Dismay Outweighs Hope

But those who know Brazil's slums only shook their heads when they heard 
the news.

Many experts, including Magalhaes, are concerned that the program will fail 
because the community associations that would be in charge of handing out 
titles often are under the control of traffickers and ultimately exist only 
with their blessing.

In a poor hillside slum only a stone's throw from Rio's touristy Copacabana 
neighborhood, one resident told of a common scenario: A teenage "soldier" 
for a drug chief told her that he wanted to use the roof of her house as a 
lookout post and banned her from making home renovations.

The resident had no choice except to comply.

Defending the titling program, government officials say they already have 
had some success. The city of Rio, for example, will soon give 877 property 
titles in one small community. In Quinta do Caju, housing prices are 
expected to rise with the legal titles.

But even in this close-knit community, graffiti-marked buildings announce 
that Rio's most powerful drug gang, Commando Vermelho, or the Red Command, 
reigns here.

And in many places, the traffickers' power is absolute.

Undeterred by poorly staffed police units, armed gunmen stand at the 
entryways of many slums and rule neighborhoods with the power of automatic 
weapons and the constant threat of death, as dramatically depicted in the 
movie "City of God," set in a fabled slum.

Even in less violent ghettos, such as one of South America's largest, 
Rocinha, young boys sit with two-way radios to communicate the comings and 
goings of passersby to their drug bosses.

Many non-profit groups aimed at helping youths complain that traffickers 
have banned them from slums.

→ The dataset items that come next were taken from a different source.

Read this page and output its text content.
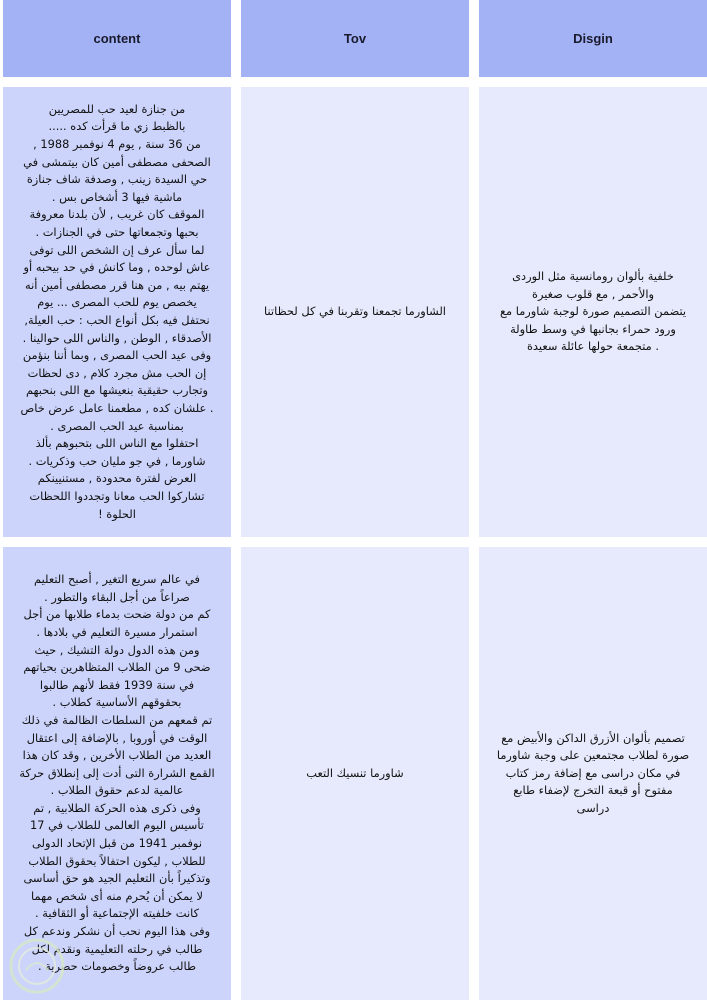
content	Tov	Disgin
من جنازة لعيد حب للمصريين
بالظبط زي ما قرأت كده .....
من 36 سنة , يوم 4 نوفمبر 1988 ,
الصحفى مصطفى أمين كان بيتمشى في
حي السيدة زينب , وصدفة شاف جنازة
ماشية فيها 3 أشخاص بس .
الموقف كان غريب , لأن بلدنا معروفة
بحبها وتجمعاتها حتى في الجنازات .
لما سأل عرف إن الشخص اللى توفى
عاش لوحده , وما كانش في حد بيحبه أو
يهتم بيه , من هنا قرر مصطفى أمين أنه
يخصص يوم للحب المصرى ... يوم
نحتفل فيه بكل أنواع الحب : حب العيلة,
الأصدقاء , الوطن , والناس اللى حوالينا .
وفى عيد الحب المصرى , وبما أننا بنؤمن
إن الحب مش مجرد كلام , دى لحظات
وتجارب حقيقية بنعيشها مع اللى بنحبهم
. علشان كده , مطعمنا عامل عرض خاص
بمناسبة عيد الحب المصرى .
احتفلوا مع الناس اللى بتحبوهم بألذ
شاورما , في جو مليان حب وذكريات .
العرض لفترة محدودة , مستنيينكم
تشاركوا الحب معانا وتجددوا اللحظات
الحلوة !
الشاورما تجمعنا وتقربنا في كل لحظاتنا
خلفية بألوان رومانسية مثل الوردى
والأحمر , مع قلوب صغيرة
يتضمن التصميم صورة لوجبة شاورما مع
ورود حمراء بجانبها في وسط طاولة
. متجمعة حولها عائلة سعيدة
في عالم سريع التغير , أصبح التعليم
صراعاً من أجل البقاء والتطور .
كم من دولة ضحت بدماء طلابها من أجل
استمرار مسيرة التعليم في بلادها .
ومن هذه الدول دولة التشيك , حيث
ضحى 9 من الطلاب المتظاهرين بحياتهم
في سنة 1939 فقط لأنهم طالبوا
بحقوقهم الأساسية كطلاب .
تم قمعهم من السلطات الظالمة في ذلك
الوقت في أوروبا , بالإضافة إلى اعتقال
العديد من الطلاب الأخرين , وقد كان هذا
القمع الشرارة التى أدت إلى إنطلاق حركة
عالمية لدعم حقوق الطلاب .
وفى ذكرى هذه الحركة الطلابية , تم
تأسيس اليوم العالمى للطلاب في 17
نوفمبر 1941 من قبل الإتحاد الدولى
للطلاب , ليكون احتفالاً بحقوق الطلاب
وتذكيراً بأن التعليم الجيد هو حق أساسى
لا يمكن أن يُحرم منه أى شخص مهما
كانت خلفيته الإجتماعية أو الثقافية .
وفى هذا اليوم نحب أن نشكر وندعم كل
طالب في رحلته التعليمية ونقدم لكل
طالب عروضاً وخصومات حصرية .
شاورما تنسيك التعب
تصميم بألوان الأزرق الداكن والأبيض مع
صورة لطلاب مجتمعين على وجبة شاورما
في مكان دراسى مع إضافة رمز كتاب
مفتوح أو قبعة التخرج لإضفاء طابع
دراسى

Deeply distrustful of outsiders, the 
traffickers even block city crews trying to repair or install electricity 
or telephone service.

Luke Dowdney, a British researcher, concluded in a recent yearlong study 
that about 6,000 children serve as "soldiers" in Rio drug gangs.

"We are not citizens, the inhabitants of the favelas," said Sebastiao Jose 
Filho, president of one of Rocinha's three community associations. "I can't 
go out and talk to officials because the drug dealers will think I am an 
informant. Outside here when I leave the favela, people see me as a drug 
dealer. But I am neither. I have no rights.

"They say there will be a fight against the drug traffic," he said. "Never."

Burgeoning Drug Trade

Along with community distrust, another complicating factor for the 
government is Brazil's growing role in Latin America's drug trade. Once 
merely a transit route for drugs such as cocaine, Brazil now is a major 
consumer and production center as a drug war in Colombia has that nation's 
largest guerrilla army searching for new frontiers.

Brazil's government recently reported that several cocaine processing labs 
have been found on the Brazilian side of the Brazil-Colombia border.

Still, Claudia da Silva, a Rocinha resident whose home is crammed in a 
decaying collage of buildings on a hillside, is hopeful.

Her roof does not keep out the rain, and the rats roam freely here, she said.

But she believes President da Silva will change things and is praying to 
get a property title.

"I voted for the president because he was once poor himself," she said. "He 
knows what it is like to feel how I feel."